The 73-year-old grandmother believed she was financially secure until recently, when an accountant phoned a relative to say the Weinberg family's investments — including the senator's and those of many in her family — were now worth nothing.
The Weinbergs, like New Jersey Sen. Frank Lautenberg's charitable foundation and scores of others, were victims of a multi-billion-dollar Ponzi scheme masterminded by Madoff.
Madoff, a former NASDAQ stock market chairman, has become one of the most vilified people in America since news broke Dec. 11 that he allegedly had been running the scheme, paying returns to certain investors out of the principal received from others.
"I was shocked first of all," said Weinberg, a Democrat representing Bergen County. "I had never heard of Bernie Madoff. My money was invested, along with many extended family members, with a financial adviser in Los Angeles."
The Weinbergs' money manager, Stanley Chais, had invested his clients' IRAs, 401Ks and other funds with Madoff.
The Wall Street Journal reported Monday that the Chais Family Foundation was invested entirely with Madoff, and shut down operations Sunday, after years of donating $12.5 million a year to Jewish causes in Israel and Eastern Europe.
Weinberg's late husband, Irwin, was a hardworking businessman who believed staunchly in putting something away for a rainy day.
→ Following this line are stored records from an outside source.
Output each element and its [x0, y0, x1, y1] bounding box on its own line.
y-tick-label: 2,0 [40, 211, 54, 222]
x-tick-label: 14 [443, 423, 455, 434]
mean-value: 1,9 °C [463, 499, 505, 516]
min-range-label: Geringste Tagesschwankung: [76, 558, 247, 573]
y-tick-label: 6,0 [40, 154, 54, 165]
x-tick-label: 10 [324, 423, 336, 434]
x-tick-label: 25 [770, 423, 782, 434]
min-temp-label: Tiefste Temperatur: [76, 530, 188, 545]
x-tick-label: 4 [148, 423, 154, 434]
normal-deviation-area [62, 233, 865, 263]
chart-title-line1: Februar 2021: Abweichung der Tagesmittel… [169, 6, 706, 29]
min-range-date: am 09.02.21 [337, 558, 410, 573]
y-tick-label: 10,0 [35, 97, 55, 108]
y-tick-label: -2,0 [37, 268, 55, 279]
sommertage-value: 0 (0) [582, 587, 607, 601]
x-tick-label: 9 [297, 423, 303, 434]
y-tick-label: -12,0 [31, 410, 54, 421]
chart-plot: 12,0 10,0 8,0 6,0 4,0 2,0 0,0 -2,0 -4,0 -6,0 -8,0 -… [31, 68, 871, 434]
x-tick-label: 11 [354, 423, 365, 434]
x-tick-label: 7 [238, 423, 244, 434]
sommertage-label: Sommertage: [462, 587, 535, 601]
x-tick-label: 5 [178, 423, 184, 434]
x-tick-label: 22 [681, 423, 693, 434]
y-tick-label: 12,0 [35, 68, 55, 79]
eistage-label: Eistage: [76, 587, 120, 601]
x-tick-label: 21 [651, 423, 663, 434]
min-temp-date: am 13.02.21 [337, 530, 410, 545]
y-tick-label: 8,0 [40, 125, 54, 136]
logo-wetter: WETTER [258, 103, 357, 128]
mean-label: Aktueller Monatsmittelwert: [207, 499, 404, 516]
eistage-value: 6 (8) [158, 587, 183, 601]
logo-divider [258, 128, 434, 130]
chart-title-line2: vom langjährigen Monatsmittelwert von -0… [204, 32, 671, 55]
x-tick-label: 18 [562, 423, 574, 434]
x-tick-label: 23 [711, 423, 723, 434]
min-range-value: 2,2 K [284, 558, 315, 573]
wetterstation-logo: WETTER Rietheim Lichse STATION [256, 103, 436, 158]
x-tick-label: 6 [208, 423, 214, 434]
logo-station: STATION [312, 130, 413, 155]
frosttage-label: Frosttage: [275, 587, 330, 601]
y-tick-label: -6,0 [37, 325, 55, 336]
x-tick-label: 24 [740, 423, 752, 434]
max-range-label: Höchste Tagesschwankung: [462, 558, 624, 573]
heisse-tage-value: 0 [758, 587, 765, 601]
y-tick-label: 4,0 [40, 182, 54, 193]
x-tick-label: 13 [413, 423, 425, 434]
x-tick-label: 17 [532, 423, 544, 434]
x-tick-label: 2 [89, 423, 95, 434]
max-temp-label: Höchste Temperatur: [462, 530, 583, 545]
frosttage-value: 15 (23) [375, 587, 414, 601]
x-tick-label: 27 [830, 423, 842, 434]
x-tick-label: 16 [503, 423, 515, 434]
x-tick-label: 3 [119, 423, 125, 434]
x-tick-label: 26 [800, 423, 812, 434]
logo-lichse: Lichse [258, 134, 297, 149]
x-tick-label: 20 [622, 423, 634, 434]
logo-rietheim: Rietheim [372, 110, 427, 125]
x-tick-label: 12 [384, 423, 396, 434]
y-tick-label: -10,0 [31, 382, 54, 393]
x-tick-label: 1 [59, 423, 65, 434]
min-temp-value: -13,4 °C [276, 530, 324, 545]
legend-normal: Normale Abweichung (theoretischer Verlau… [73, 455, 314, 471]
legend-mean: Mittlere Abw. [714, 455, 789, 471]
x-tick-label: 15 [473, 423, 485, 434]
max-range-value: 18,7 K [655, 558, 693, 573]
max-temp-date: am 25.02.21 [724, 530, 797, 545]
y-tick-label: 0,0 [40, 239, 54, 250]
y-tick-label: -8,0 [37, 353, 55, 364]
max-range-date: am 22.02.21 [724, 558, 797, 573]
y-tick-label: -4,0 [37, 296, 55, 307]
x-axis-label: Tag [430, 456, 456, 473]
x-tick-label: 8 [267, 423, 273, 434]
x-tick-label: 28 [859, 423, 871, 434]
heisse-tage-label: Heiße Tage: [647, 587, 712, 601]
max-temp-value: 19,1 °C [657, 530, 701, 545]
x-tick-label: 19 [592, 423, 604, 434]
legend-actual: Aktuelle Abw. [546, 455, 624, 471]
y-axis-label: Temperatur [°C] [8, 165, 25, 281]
The squandered money represents that which the Weinbergs scrimped and saved while raising two children in Teaneck.
"Irwin had a saying, 'If you made a dollar and a half, you put 75 cents into a savings account and you lived on the other 75 cents,'" Weinberg told the Wall Street Journal for a recent story on Madoff's victims.
"I was glad my husband wasn't here to see it," she said Tuesday, noting that he would have been beyond furious to have had his life-savings ripped off.
Weinberg said she especially regrets that the losses sustained by charities invested with Madoff could make people reluctant to give.
"My one moment of real anger was when I found out he was ripping off the Elie Wiesel Foundation," she said. "You have to have no morals whatsoever."
The Elie Wiesel Foundation for Humanity is the charitable foundation of the Nobel laureate and Holocaust survivor, another of Madoff's victims.
Despite losing her life savings, Weinberg, who makes $49,000 a year as a state legislator, isn't moping.
The liberal lawmaker said she still has the work that she loves and the ability to pay her mortgage.
"I'm really better off than a lot of people around us in our society today," she said. "I may be better off than some of the people who got ripped off in this scandal."
Weinberg's even come up with laugh lines about her predicament.
For example, she's been joking with friends that she's going to earn money by starting a new franchise: Granny's Pizza Delivery. The deliverers will use walkers that have been retrofitted with pizza-warming trays. She laughingly predicts that those grannies, including her, could pull in big tips.